Two witnesses reported seeing a car similar to Larry’s in the vicinity of the campground on the night of the murder, according to court papers.

Brutal attack. Milena Davey served as a witness for the prosecution. Frank Myers, Judy’s uncle, testified that Larry had once said that Judy was hard to kill.

The trial got theatrical at times.

“In the summer of 1978, he grabbed this little woman with force and violence and pitched her down the basement stairs,” Mayer said while recounting instances of Larry’s violence.

Not noisy enough? Mayer called out the Cedar Point trip as the tipping point, when Judy decided to get out of the marriage.

“That man right there has escaped justice for 23½ years, but he is guilty,” Castor said. 

The defense team, consisting of James TyRee as well as Cockley, countered that, if someone tried to kill Judy in her bedroom, LeRoy would have heard louder noises because Judy had the gumption to fight back. TyRee also said that there shouldn’t have even been a trial — evidence was too old or had been lost and too many of the witnesses, including one of Judy’s brothers and her mother (then known as Edna Myers Leadingham), had died.

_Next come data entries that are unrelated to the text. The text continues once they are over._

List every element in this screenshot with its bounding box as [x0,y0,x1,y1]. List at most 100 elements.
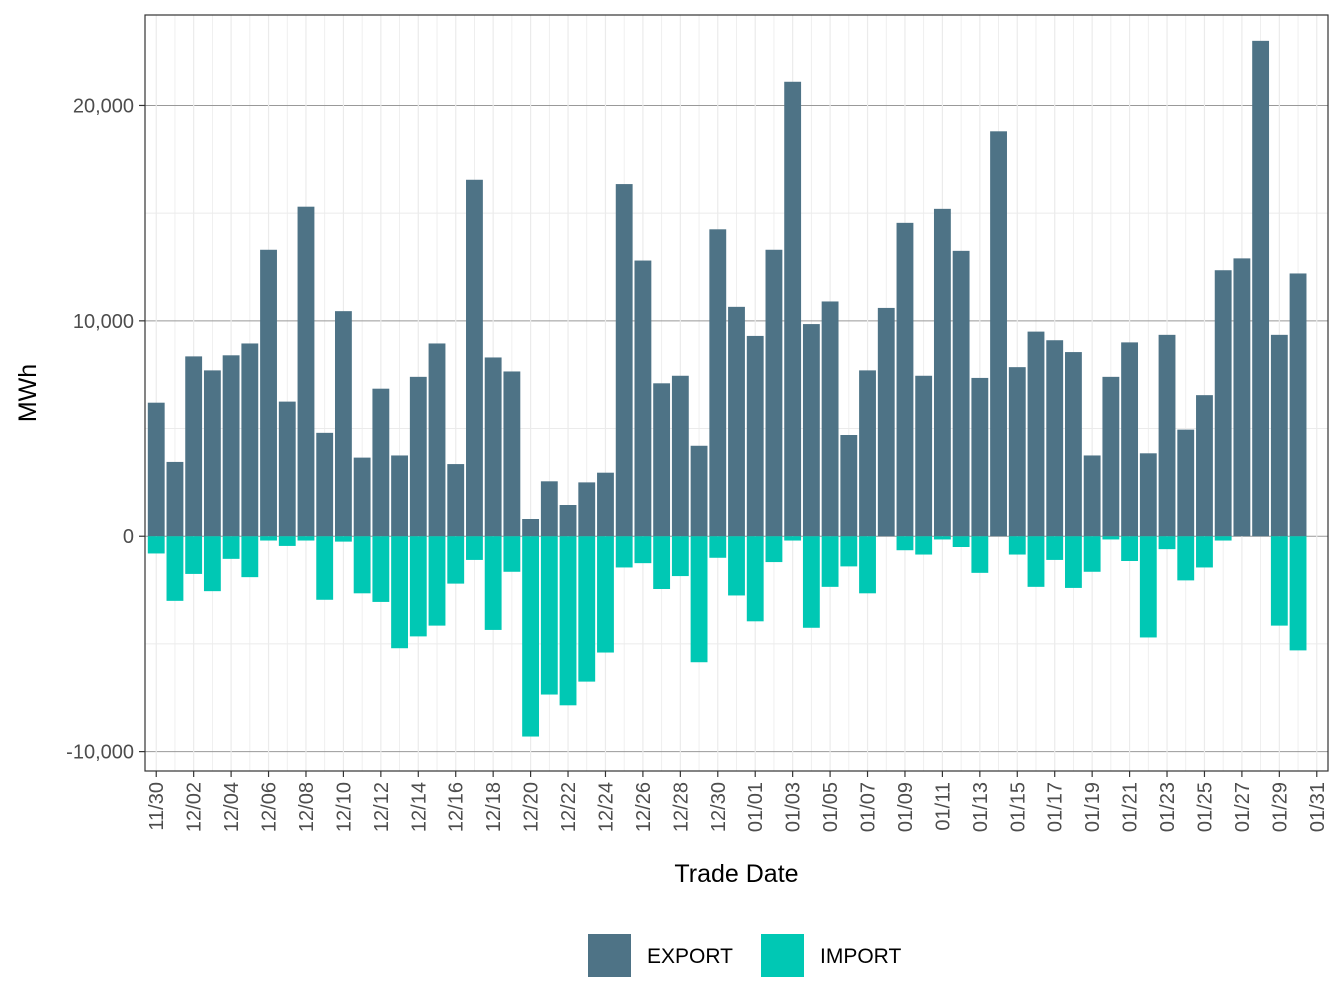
bar-import-01-11 [933,536,951,540]
bar-export-01-05 [821,301,839,537]
y-tick-label: 10,000 [73,311,134,333]
bar-export-12-27 [653,383,671,537]
bar-import-12-02 [185,536,203,574]
bar-export-01-24 [1177,429,1195,537]
x-tick-label: 01/27 [1232,782,1254,832]
bar-import-01-04 [802,536,820,628]
legend-key-export [588,934,631,977]
bar-export-12-09 [316,432,334,537]
bar-import-12-29 [690,536,708,663]
legend-label-import: IMPORT [820,945,901,968]
legend: EXPORT IMPORT [588,934,901,977]
bar-import-12-08 [297,536,315,541]
bar-export-01-12 [952,250,970,537]
x-axis-title: Trade Date [674,860,798,888]
bar-export-01-08 [877,307,895,537]
bar-export-01-06 [840,435,858,537]
bar-import-01-10 [915,536,933,555]
bar-export-01-04 [802,324,820,537]
bar-import-12-26 [634,536,652,564]
bar-export-01-11 [933,208,951,537]
y-axis-title: MWh [14,364,42,422]
bar-export-12-21 [540,481,558,537]
bar-import-01-06 [840,536,858,567]
bar-export-12-30 [709,229,727,537]
bar-export-12-16 [447,464,465,537]
x-tick-label: 01/09 [895,782,917,832]
bar-export-12-25 [615,184,633,537]
bar-export-12-17 [466,179,483,537]
bar-export-11-30 [147,402,165,537]
bar-export-01-19 [1083,455,1101,537]
bar-import-01-24 [1177,536,1195,581]
x-tick-label: 12/10 [333,782,355,832]
bar-export-12-23 [578,482,596,537]
bar-import-12-01 [166,536,184,601]
bar-export-01-01 [746,335,764,537]
bar-import-12-24 [597,536,614,653]
bar-export-01-15 [1008,367,1026,537]
y-tick-label: 20,000 [73,95,134,117]
bar-import-01-20 [1102,536,1120,540]
bar-import-01-03 [784,536,802,541]
bar-import-12-16 [447,536,465,584]
bar-export-01-20 [1102,376,1120,537]
bar-import-01-19 [1083,536,1101,572]
bar-export-01-28 [1252,40,1270,537]
x-tick-label: 01/01 [745,782,767,832]
bar-import-01-26 [1214,536,1232,541]
x-tick-label: 12/30 [708,782,730,832]
bar-export-01-13 [971,377,989,537]
bar-export-12-11 [353,457,371,537]
y-axis: -10,000 0 10,000 20,000 [66,95,145,764]
bar-export-12-08 [297,206,315,537]
bar-export-12-29 [690,445,708,537]
x-tick-label: 01/05 [820,782,842,832]
x-tick-label: 12/18 [483,782,505,832]
bar-import-12-03 [203,536,221,592]
bar-export-01-09 [896,222,914,537]
bar-import-12-12 [372,536,390,602]
bar-import-12-06 [260,536,277,541]
x-tick-label: 01/03 [783,782,805,832]
x-tick-label: 01/25 [1194,782,1216,832]
bar-export-12-15 [428,343,446,537]
bar-import-12-27 [653,536,671,589]
x-axis: 11/30 12/02 12/04 12/06 12/08 12/10 12/12 12/14… [146,771,1329,832]
x-tick-label: 01/19 [1082,782,1104,832]
bar-export-12-31 [728,306,745,537]
x-tick-label: 01/11 [932,782,954,831]
bar-export-01-17 [1046,340,1064,537]
bar-import-01-30 [1289,536,1307,651]
bar-export-12-22 [559,505,577,537]
bar-export-12-14 [409,376,427,537]
bar-export-12-04 [222,355,240,537]
bar-export-01-30 [1289,273,1307,537]
bar-import-01-05 [821,536,839,587]
bar-import-12-21 [540,536,558,695]
bar-import-01-12 [952,536,970,547]
bar-import-12-20 [522,536,540,737]
x-tick-label: 01/31 [1307,782,1329,832]
bar-import-12-14 [409,536,427,637]
legend-label-export: EXPORT [647,945,733,968]
bar-import-01-07 [859,536,876,594]
bar-import-01-16 [1027,536,1045,587]
x-tick-label: 12/26 [633,782,655,832]
bar-export-12-03 [203,370,221,537]
bar-import-12-05 [241,536,259,578]
bar-import-12-10 [334,536,352,542]
x-tick-label: 12/20 [521,782,543,832]
bar-import-01-09 [896,536,914,551]
bar-export-01-29 [1270,334,1288,537]
bar-export-01-02 [765,249,783,537]
bar-import-01-17 [1046,536,1064,560]
bar-export-01-03 [784,81,802,537]
bar-import-12-30 [709,536,727,558]
bars [147,40,1307,737]
bar-import-12-13 [391,536,408,649]
bar-export-12-13 [391,455,408,537]
bar-import-12-18 [484,536,502,630]
bar-import-12-22 [559,536,577,706]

The defense presented no witnesses.

Capital punishment not happening. When the jury announced its guilty verdict, Larry’s mother, Annabelle Bruce, broke the silence in the courtroom by starting to sob. Outside, Jill Bruce and Larry’s brothers, Roger and Kenny, consoled Annabelle.

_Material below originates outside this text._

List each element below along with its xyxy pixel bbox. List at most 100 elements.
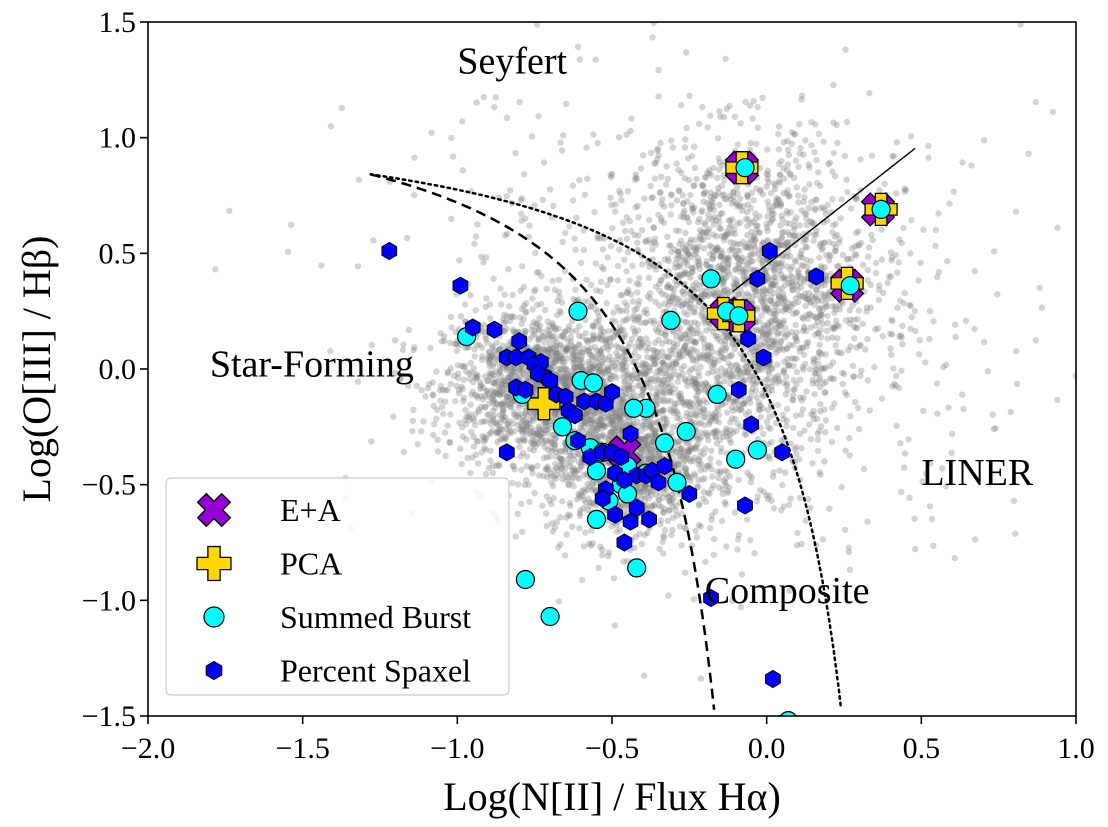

Melody later told Forensic Files that it had been hard for her to admit to herself that the sexual abuse really happened, but she was glad to see justice done.

Larry didn’t qualify for the death penalty because it wasn’t part of Ohio law when he murdered Judy. Instead, he got a sentence of 15 years to life.

Larry Bruce's last mug shot
Larry Bruce in his final mug shot

In 2003, a three-judge panel rejected an appeal from Larry.

Inglorious end. Two years later, Forensic Files made a stir in the Mansfield area when it produced “Soiled Plan,” the episode about the case. The News Journal reported that Randy Bruce said he would be watching the show despite that he believed in his brother’s innocence. “I’ll probably even record it because [Larry] wants to see it, too,” Randy told the paper. “We go out and see him every two weeks.” 

Larry Bruce died at the age of 76 on April 23, 2020, while serving his sentence at Marion Correctional Institution. Newspapers didn’t give a cause of death, but the News Journal reported that it was unrelated to Covid.

Sadly, it looks as though Judy and Larry’s son has passed away as well. A 2022 obituary for Randy Bruce mentions the death of his nephew, LeRoy Bruce.

Melody Phillips, the only surviving member of the immediate family, has kept a low profile over the years.